The use that might be made of such documents is a matter for consideration by the parties upon their discovery. The fundamental question is whether or not they may bear upon the question of lack of response by Connell when the complaint was made. In my view, documents going to allegations of improper conduct by Connell prior to the time of Ryan’s complaint are part of the fact-finding exercise relevant to this issue. That is, they may bear upon an assessment of whether, on balance, he failed to pass on the complaint to any other person. In light of Ryan’s police statement and the likely evidence to be given by him, whether or not Connell because of his own circumstances may have had reason not to report the complaint is relevant. Ryan’s police statement says:
He [Kiss] made some statement that he would see Bernie Connell and had a way of shutting him up. Implying he had some ‘dirt’ on him. There was nothing further discussed about this matter, and I saw much less of Bernie Connell from that point.[4]
The relevance does not depend upon those documents also showing knowledge by Kiss of such conduct or having any bearing on Kiss’s conduct after the conversation with Ryan.

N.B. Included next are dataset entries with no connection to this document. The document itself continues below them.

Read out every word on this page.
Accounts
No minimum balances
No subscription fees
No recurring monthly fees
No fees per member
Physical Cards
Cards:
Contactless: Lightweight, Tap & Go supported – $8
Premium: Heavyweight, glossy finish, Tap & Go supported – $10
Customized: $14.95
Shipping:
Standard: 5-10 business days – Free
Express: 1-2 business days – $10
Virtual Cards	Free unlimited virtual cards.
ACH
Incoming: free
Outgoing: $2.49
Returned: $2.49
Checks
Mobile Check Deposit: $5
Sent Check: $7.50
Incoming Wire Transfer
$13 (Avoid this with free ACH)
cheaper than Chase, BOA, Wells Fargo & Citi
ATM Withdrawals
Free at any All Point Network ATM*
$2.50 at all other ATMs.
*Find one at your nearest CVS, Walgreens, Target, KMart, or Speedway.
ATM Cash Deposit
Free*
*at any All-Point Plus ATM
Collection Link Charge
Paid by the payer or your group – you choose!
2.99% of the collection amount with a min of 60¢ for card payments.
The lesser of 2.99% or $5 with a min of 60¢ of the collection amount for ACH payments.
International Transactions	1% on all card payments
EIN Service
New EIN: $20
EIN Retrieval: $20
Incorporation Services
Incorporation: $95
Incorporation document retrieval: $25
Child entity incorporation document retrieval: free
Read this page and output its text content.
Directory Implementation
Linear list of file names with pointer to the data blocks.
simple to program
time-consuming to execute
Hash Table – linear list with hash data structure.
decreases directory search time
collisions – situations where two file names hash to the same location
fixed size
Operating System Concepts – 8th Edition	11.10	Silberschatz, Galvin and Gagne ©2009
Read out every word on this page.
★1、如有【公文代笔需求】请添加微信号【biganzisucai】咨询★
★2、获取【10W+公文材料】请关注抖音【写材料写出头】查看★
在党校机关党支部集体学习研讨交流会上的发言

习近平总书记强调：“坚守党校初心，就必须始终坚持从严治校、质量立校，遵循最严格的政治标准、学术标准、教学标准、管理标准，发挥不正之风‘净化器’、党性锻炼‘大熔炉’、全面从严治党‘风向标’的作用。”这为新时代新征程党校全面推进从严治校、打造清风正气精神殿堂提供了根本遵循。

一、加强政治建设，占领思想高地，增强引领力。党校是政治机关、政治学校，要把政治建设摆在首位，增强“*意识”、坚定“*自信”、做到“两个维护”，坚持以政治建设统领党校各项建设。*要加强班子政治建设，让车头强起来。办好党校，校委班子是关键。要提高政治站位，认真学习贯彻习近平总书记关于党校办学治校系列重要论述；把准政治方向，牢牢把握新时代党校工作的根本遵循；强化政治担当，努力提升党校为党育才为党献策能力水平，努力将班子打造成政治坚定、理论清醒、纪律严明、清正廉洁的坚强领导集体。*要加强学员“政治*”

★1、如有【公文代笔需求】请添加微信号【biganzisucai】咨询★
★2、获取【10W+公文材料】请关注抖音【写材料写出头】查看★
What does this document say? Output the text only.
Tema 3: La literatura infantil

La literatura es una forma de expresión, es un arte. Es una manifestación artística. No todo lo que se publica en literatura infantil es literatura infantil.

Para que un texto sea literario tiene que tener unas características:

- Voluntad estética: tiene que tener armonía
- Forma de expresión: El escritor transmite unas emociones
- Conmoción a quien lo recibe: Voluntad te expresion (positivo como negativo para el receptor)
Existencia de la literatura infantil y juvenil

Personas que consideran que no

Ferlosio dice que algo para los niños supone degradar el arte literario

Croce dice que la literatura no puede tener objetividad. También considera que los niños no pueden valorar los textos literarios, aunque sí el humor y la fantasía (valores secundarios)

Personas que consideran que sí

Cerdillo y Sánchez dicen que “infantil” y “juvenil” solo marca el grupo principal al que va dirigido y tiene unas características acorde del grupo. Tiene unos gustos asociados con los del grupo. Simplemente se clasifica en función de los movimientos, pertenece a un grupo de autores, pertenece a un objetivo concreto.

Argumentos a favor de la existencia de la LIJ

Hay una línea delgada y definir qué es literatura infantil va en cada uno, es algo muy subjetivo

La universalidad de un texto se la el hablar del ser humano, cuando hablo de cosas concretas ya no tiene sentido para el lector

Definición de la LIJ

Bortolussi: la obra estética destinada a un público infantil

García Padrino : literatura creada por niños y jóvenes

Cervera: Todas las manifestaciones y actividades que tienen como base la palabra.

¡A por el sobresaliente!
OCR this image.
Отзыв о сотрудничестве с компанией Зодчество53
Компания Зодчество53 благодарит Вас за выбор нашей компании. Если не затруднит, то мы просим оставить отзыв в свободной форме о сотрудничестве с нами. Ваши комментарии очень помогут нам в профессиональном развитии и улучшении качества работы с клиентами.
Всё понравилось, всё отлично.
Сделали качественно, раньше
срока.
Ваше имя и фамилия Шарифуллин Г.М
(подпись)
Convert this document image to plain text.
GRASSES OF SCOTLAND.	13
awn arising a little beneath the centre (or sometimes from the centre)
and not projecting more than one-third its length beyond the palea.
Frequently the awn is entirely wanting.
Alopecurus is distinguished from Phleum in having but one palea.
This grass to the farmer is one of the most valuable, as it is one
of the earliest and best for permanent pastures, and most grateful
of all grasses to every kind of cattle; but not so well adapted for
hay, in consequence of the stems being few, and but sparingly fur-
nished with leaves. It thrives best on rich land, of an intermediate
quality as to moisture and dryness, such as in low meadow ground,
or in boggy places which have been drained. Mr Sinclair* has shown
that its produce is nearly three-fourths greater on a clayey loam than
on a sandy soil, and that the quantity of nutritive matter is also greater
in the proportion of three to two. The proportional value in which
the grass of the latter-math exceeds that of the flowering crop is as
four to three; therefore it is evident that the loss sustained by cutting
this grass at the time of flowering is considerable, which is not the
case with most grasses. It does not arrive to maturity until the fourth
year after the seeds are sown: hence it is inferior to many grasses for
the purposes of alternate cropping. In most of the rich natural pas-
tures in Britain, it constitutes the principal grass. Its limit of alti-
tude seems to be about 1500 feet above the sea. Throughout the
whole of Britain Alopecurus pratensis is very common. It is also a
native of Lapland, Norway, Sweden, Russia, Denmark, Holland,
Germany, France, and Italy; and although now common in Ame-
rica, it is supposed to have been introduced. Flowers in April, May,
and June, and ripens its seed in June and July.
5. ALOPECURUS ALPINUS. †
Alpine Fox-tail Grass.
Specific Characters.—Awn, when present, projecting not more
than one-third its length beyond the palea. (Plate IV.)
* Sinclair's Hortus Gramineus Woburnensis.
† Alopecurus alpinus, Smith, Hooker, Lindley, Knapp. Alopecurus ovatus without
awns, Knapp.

[4]Affidavit of Kim Price affirmed 10 October 2023, paragraph [9].
It is not necessary to decide whether the documents would also be relevant to the question of exemplary damages, or even aggravated damages, which are not presently pleaded. On present pleadings Connell’s alleged offending is not pleaded as a basis for exemplary damages sought by Ryan.
Therefore I will order that the defendant make further and better discovery of documents sought in the summons but limiting all categories of documents in paragraphs (b), (c) and (d) to those documents containing allegations of abuse by Connell occurring before or during 1968.
As to the issue of subpoenas, the test is whether the plaintiff can show a legitimate forensic purpose for the documents sought.[5] A fishing expedition, or a subpoena to a third party to see if there are documents that might assist a party’s case, is not permitted.
[5]Cargill Australia Ltd v Viterra Malt Pty Ltd (No 19) [2018] VSC 144, [27], citing R v Saleam (1989) 16 NSWLR 14, 18C.
I am satisfied that there is a legitimate forensic purpose to the subpoenas to the NSW Police Force, the NSW Office of the Director of Public Prosecution, and Catholic Church Insurance. Each subpoena seeks documents pertaining to Connell arising out of sexual or physical acts he allegedly committed. The legitimate forensic purpose of such documents is to identify personal circumstances existing at the time the complaint was made to Connell that affected the likelihood that he did not pass on Ryan’s complaint. A subpoena to see whether or not complaints had been made would be a fishing exercise, but a subpoena for documents concerning known complaints about earlier conduct, and seeking those and any other complaints about conduct during or earlier than 1968, in my view are focused on a forensic purpose – that being establishing as a matter of probability, Connell’s failure to report the complaint made to him. I will not set aside the subpoenas but will narrow their form requiring production of documents limited to Connell’s conduct prior to the end of 1968. I will also extend the date for production to Friday 20 October.